How Should My LLC be Taxed?

by Brendon Pack, July 2015

Before opening the doors to a brand new Limited Liability Company (LLC), it’s important that you understand how your new entity will be taxed by the IRS – and what your LLC tax return should look like. The same applies to current LLC owners.

On the surface, an LLC is considered a pass-through business entity. This concept means that all business-related taxes, profits, losses, and deductions pass through to the personal tax returns of an LLC’s owners. However, LLC owners can choose to structure their businesses in a different way for tax purposes through the entity classification election. This decision, made using IRS Form 8832, is designed to allow business owners to take a corporate tax structure for their LLCs.

LLC Taxed as Sole Proprietorship

If you structure your LLC as a sole proprietorship, it will be taxed as such. This structure, also known as a single-member LLC taxed as a sole proprietorship, means any LLC taxes you incur will be directly passed on to your personal IRS tax requirements. Any taxes you owe for business-related activities would thus be due by the traditional April 15th tax deadline. However, you’d still be on the hook for estimated taxes that are incurred by all sole proprietors.

LLC Taxed as Partnership

If you have one or more members in the LLC, the taxes incurred by your LLC would also pass directly through to those partners in the business if you don’t elect a corporate tax structure. This means multimember LLCs that do not make the entity classification election would, by default, be taxed as a regular partnership. Just like with a sole proprietorship, all owners would handle their business-related taxes on their personal returns.

LLC Taxed as S Corp

Structuring an LLC to be taxed as an S Corporation is very similar to how an LLC taxed as a sole proprietorship is arranged. LLC taxation on S corps means that all taxes resulting from business activities are passed through to the personal tax obligations of an LLC’s owners. This prevents double taxation. An S corp structure allows shareholders in a business to also classify themselves as employees, which can result in some nice tax savings.

LLC Taxed as C Corp

Choosing to structure your LLC as a C Corporation can have some nice advantages that are unavailable to other LLC tax structures. LLC taxation as a C corporation means that the LLC is taxed directly as a separate business entity, and business taxes are not passed through to the owner’s personal taxes. Taxing an LLC as a C Corp can offer more tax-saving opportunities through business deductions, allowing business owners to hold onto more of their hard-earned income. In addition, a corporate structure separates a business owner’s personal and business assets.

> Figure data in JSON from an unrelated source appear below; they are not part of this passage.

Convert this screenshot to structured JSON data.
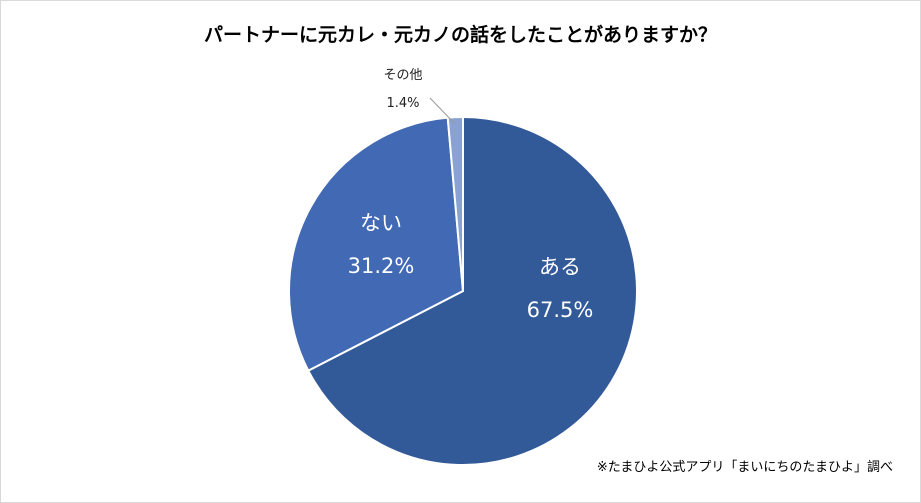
{
  "chart_data": {
    "type": "pie",
    "title": "パートナーに元カレ・元カノの話をしたことがありますか？",
    "slices": [
      {
        "label": "ある",
        "value": 67.5,
        "value_label": "67.5%",
        "color": "#335a98"
      },
      {
        "label": "ない",
        "value": 31.2,
        "value_label": "31.2%",
        "color": "#4169b4"
      },
      {
        "label": "その他",
        "value": 1.4,
        "value_label": "1.4%",
        "color": "#8aa2d2"
      }
    ],
    "start": "top",
    "direction": "clockwise"
  },
  "note": "※たまひよ公式アプリ「まいにちのたまひよ」調べ"
}
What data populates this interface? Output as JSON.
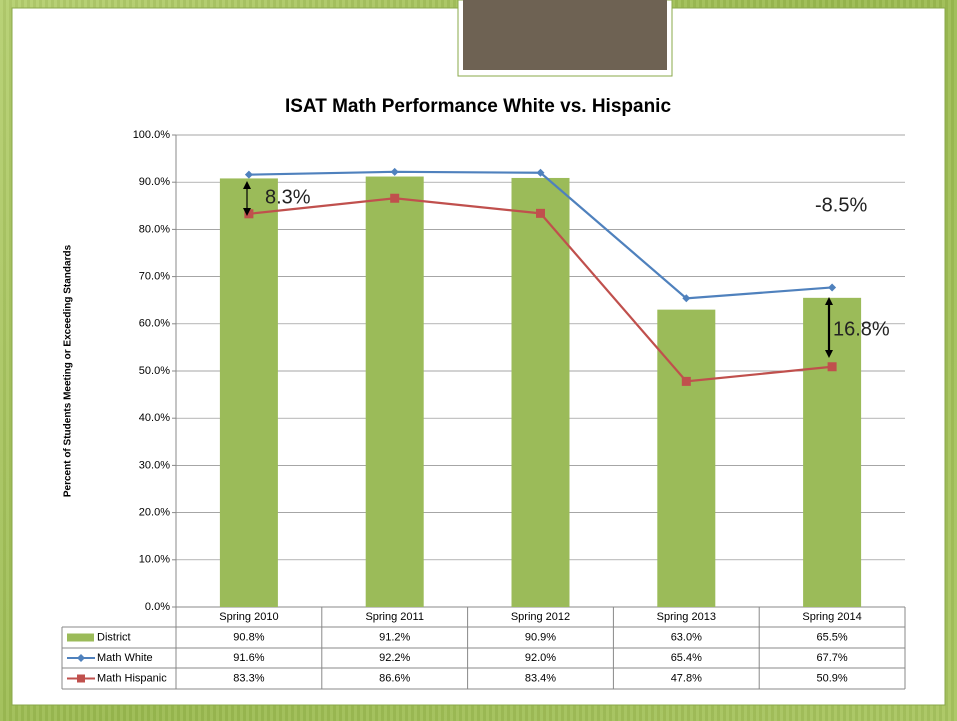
{
  "chart_data": {
    "type": "bar_line_table",
    "title": "ISAT Math Performance White vs. Hispanic",
    "y_label": "Percent of Students Meeting or Exceeding Standards",
    "categories": [
      "Spring 2010",
      "Spring 2011",
      "Spring 2012",
      "Spring 2013",
      "Spring 2014"
    ],
    "ylim": [
      0,
      100
    ],
    "yticks": [
      {
        "value": 0,
        "label": "0.0%"
      },
      {
        "value": 10,
        "label": "10.0%"
      },
      {
        "value": 20,
        "label": "20.0%"
      },
      {
        "value": 30,
        "label": "30.0%"
      },
      {
        "value": 40,
        "label": "40.0%"
      },
      {
        "value": 50,
        "label": "50.0%"
      },
      {
        "value": 60,
        "label": "60.0%"
      },
      {
        "value": 70,
        "label": "70.0%"
      },
      {
        "value": 80,
        "label": "80.0%"
      },
      {
        "value": 90,
        "label": "90.0%"
      },
      {
        "value": 100,
        "label": "100.0%"
      }
    ],
    "grid": true,
    "series": [
      {
        "name": "District",
        "kind": "bar",
        "color": "#9bbb59",
        "values": [
          90.8,
          91.2,
          90.9,
          63.0,
          65.5
        ],
        "value_labels": [
          "90.8%",
          "91.2%",
          "90.9%",
          "63.0%",
          "65.5%"
        ]
      },
      {
        "name": "Math White",
        "kind": "line",
        "color": "#4f81bd",
        "values": [
          91.6,
          92.2,
          92.0,
          65.4,
          67.7
        ],
        "value_labels": [
          "91.6%",
          "92.2%",
          "92.0%",
          "65.4%",
          "67.7%"
        ]
      },
      {
        "name": "Math Hispanic",
        "kind": "line",
        "color": "#c0504d",
        "values": [
          83.3,
          86.6,
          83.4,
          47.8,
          50.9
        ],
        "value_labels": [
          "83.3%",
          "86.6%",
          "83.4%",
          "47.8%",
          "50.9%"
        ]
      }
    ],
    "annotations": [
      "8.3%",
      "-8.5%",
      "16.8%"
    ]
  }
}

The Bottom Line on LLC Taxes

LLC owners should make the most appropriate decision for their specific situations when it comes to LLC taxes. It’s certainly worth considering a corporate tax structure for your LLC because of the tax benefits and savings you may be able to enjoy. Also, don’t forget to keep your operating agreement updated so that all members of your business are on the same page and understand their roles. With that said, all owners in a business should agree on how a company is taxed when your next LLC tax filing is due to Uncle Sam.